For instance, take a simple Sequential Search algorithm. In its worst case it takes W(n) time. If we apply specific input size (in base 2), the order should be W(lg L), where L is the largest integer.
How do I show that Sequential Search, or any algorithm, remains the same complexity class, in this case linear time? I understand that there is some sort of substitution that needs to take place, but I am shaky on how to come to the conclusion.
EDIT
I think I may have found what I was looking for, but I'm not entirely sure.
If you define worst case time complexity as W(s), the maximum number of steps done by an algorithm for an input size of s, then by definition of input size, s = lg n, where n is the input. Then, n = 2^s, leading to the conclusion that the time complexity is W(2^s), an exponential complexity. Therefore, the algorithm's performance with binary encoding is exponential, not linear as it is in terms of magnitude.

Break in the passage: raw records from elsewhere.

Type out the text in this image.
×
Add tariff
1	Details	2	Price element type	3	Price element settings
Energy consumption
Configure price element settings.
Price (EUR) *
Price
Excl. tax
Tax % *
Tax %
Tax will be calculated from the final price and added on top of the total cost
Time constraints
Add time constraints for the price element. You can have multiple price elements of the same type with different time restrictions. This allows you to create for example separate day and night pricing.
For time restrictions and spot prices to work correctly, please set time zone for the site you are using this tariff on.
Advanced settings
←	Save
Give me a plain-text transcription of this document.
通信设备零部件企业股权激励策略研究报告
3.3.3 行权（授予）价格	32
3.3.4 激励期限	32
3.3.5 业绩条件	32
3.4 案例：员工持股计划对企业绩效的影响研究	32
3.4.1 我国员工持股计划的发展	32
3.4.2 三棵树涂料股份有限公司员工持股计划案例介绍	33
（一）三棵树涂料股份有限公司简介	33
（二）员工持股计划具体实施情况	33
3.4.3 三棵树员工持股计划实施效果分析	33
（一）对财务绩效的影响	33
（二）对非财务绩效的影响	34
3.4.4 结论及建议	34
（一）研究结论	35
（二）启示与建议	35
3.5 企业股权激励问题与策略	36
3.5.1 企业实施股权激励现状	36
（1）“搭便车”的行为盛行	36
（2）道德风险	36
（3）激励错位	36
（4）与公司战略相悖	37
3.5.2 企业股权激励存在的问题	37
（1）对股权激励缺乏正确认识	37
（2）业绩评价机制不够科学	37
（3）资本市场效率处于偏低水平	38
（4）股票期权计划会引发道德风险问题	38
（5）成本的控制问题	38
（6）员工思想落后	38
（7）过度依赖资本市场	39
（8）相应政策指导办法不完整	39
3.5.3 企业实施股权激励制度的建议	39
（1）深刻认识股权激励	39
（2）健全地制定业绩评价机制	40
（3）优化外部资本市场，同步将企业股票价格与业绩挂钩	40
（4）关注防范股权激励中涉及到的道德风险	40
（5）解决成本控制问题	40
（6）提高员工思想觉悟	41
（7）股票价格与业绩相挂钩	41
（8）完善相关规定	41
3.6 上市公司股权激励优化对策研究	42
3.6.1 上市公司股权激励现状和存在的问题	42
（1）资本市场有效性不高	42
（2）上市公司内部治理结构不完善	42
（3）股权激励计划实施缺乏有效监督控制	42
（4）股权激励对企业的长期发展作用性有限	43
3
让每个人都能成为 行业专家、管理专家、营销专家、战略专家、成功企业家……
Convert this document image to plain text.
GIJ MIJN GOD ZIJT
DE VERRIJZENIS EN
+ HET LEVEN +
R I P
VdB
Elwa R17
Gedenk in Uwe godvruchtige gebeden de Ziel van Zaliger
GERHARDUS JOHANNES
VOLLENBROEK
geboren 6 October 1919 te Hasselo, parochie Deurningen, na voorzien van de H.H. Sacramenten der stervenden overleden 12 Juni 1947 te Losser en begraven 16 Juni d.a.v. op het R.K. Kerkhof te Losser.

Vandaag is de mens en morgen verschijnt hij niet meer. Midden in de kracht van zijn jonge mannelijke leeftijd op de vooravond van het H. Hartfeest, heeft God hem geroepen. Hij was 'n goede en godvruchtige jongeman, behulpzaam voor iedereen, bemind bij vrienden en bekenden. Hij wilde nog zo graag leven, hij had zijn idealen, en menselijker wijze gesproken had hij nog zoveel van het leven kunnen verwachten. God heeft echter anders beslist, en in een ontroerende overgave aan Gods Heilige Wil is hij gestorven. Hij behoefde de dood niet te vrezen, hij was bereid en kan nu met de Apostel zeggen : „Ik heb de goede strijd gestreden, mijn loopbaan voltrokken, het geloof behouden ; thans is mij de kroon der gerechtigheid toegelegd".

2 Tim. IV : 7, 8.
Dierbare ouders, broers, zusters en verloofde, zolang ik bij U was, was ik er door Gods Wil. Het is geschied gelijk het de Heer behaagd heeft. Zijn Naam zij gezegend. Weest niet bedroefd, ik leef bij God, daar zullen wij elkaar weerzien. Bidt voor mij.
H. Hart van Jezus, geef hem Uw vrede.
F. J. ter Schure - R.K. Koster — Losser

What I know is that the maximum number of steps done by Sequential Search is, obviously, cn^2 + nlg L. cn^2 being the number of steps to increment loops and do branching.
That's not true at all. The maximum number of steps done by a sequential search is going to be c*n, where n is the number of items in the list and c is some constant. That's the worst case. There is no n^2 component or logarithmic component.
For example, a simple sequential search would be:
for (int i = 0; i < NumItems; ++i)
{
if (Items[i] == query)
return i;
}
return -1;
With that algorithm, if you search for each item, then half of the searches will require fewer than NumItems/2 iterations and half of the searches will require NumItems/2 or more iterations. If an item you search for isn't in the list, it will require NumItems iterations to determine that. The worst case running time is NumItems iterations. The average case is NumItems/2 iterations.
The actual number of operations performed is some constant, C, multiplied by the number of iterations. On average it's C*NumItems/2.